Le mariage dans la première moitié du 19ème siècle

L’éducation des jeunes filles.
L’Etat s’occupe des garçons et se désintéresse des filles. Il faut attendre la seconde moitié du siècle pour que les autorités commencent à s’intéresser à l’éducation féminine.
Pour les filles l’éducation est donc le plus souvent laissée à l’initiative privée, alors que pour les garçons l’Etat subventionne les établissements scolaires. Dans les lycées on apprend le grec, le latin, la littérature, la philosophie et l’histoire. Dans les milieux bourgeois, on réclame un enseignement plus moderne axé sur les langues vivantes et les sciences.
Pour les filles, dans la mesure où l’enseignement est payant, ce sont celles issues des classes aisées qui sont concernées. On note une différence entre la petite bourgeoisie et l’aristocratie, plus élégante, qui a droit à des cours d’italien, de musique et de dessin. Mais dans les deux cas, l’éducation féminine est moins solide intellectuellement que celle des garçons. On ne tient compte, pour les filles, que de leur futur rôle social, celui de mère et d’épouse.
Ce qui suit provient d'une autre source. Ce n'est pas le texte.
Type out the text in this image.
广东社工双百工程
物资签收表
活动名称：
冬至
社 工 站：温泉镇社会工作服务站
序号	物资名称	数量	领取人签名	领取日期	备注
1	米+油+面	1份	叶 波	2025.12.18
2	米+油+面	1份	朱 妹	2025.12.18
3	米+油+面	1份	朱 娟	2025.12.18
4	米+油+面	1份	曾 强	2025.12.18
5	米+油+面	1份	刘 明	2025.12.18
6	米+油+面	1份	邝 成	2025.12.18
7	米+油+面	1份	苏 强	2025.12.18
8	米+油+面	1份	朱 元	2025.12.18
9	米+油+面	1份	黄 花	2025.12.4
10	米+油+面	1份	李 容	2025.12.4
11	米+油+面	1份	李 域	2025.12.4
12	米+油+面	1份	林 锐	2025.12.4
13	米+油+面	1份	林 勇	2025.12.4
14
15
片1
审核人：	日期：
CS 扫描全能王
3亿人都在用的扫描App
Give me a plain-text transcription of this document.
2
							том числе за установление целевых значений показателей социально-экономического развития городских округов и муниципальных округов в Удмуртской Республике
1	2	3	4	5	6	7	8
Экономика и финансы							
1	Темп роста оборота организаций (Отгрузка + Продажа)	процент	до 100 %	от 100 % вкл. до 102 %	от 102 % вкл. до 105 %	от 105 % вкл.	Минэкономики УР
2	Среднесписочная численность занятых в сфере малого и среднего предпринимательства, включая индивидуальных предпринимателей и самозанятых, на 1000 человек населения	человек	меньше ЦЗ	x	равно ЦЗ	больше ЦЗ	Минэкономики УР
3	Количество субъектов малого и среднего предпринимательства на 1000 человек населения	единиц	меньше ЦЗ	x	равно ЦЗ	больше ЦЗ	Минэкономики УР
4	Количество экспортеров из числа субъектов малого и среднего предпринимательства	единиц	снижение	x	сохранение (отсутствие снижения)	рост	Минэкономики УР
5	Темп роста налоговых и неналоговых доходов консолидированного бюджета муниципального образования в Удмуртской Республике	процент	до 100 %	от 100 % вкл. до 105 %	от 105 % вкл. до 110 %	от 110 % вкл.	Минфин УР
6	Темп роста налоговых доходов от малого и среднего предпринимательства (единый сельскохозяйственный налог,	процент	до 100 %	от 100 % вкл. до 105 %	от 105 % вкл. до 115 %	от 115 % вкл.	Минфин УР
La formation des jeunes filles au temps de Balzac
On insiste sur l’éducation morale qui aide à la formation du caractère.
La place de la religion est plus importante que chez les garçon. Mme de Campan, que Napoléon avait chargée de « faire des mères à la France », considère que « la religion est indispensable à l’éducation des filles. »
« Le mari le plus incrédule trouve fort bon que sa femme ne le soit pas. » La religion doit garantir la vertu des femmes et procurer à la jeune fille douceur et docilité.
Elle exige des Demoiselles d’Ecouen dont elle a la charge :
- De la dignité sans hauteur
- De la politesse sans fadeur
- De la confiance sans hardiesse
- Du maintien sans raideur
- Des grâces sans affectation
- De la gaieté sans bruyants éclats
- De l’instruction sans pédanterie
- Des talents sans prétention
- De l’envie de plaire sans coquetterie
- De la réserve sans pruderie.
Mme Guizot, une autre « éducatrice », affirme : « Un homme a toujours besoin que celle qu’il a choisi s’accommode à lui plus qu’il ne pourra s’accommoder à elle. »
Avant de se marier la jeune fille doit être vierge dans le sens le plus large du mot : vierge de corps, de cœur et d’esprit. Sa pureté doit être préservée. Elle doit tout ignorer de la réalité de la vie, des passions et des intérêts.
Les filles sont donc très surveillées. On soumet leurs lectures à la censure : les journaux et la plupart des livres sont proscrits. A table ou pendant les veillées on baisse la voix pour parler de certaines choses. On tient à l’œil les domestiques, les amis de la famille. Une jeune fille ne peut jamais sortir seule. Elle est toujours d’une pudeur extrême.
Si on tient tant à l’innocence des jeunes filles c’est qu’on pense par là faciliter leurs débuts dans la vie conjugale. C’était au mari de former sa femme, de l’initier aux réalités de l’amour et de la vie à deux. Ne sachant rien de l’homme, à part ce que lui chuchotait sa mère la veille de son mariage, la jeune fille redoutait sa nuit de noce qui se révélait souvent comme une expérience aussi terrifiante qu’humiliante.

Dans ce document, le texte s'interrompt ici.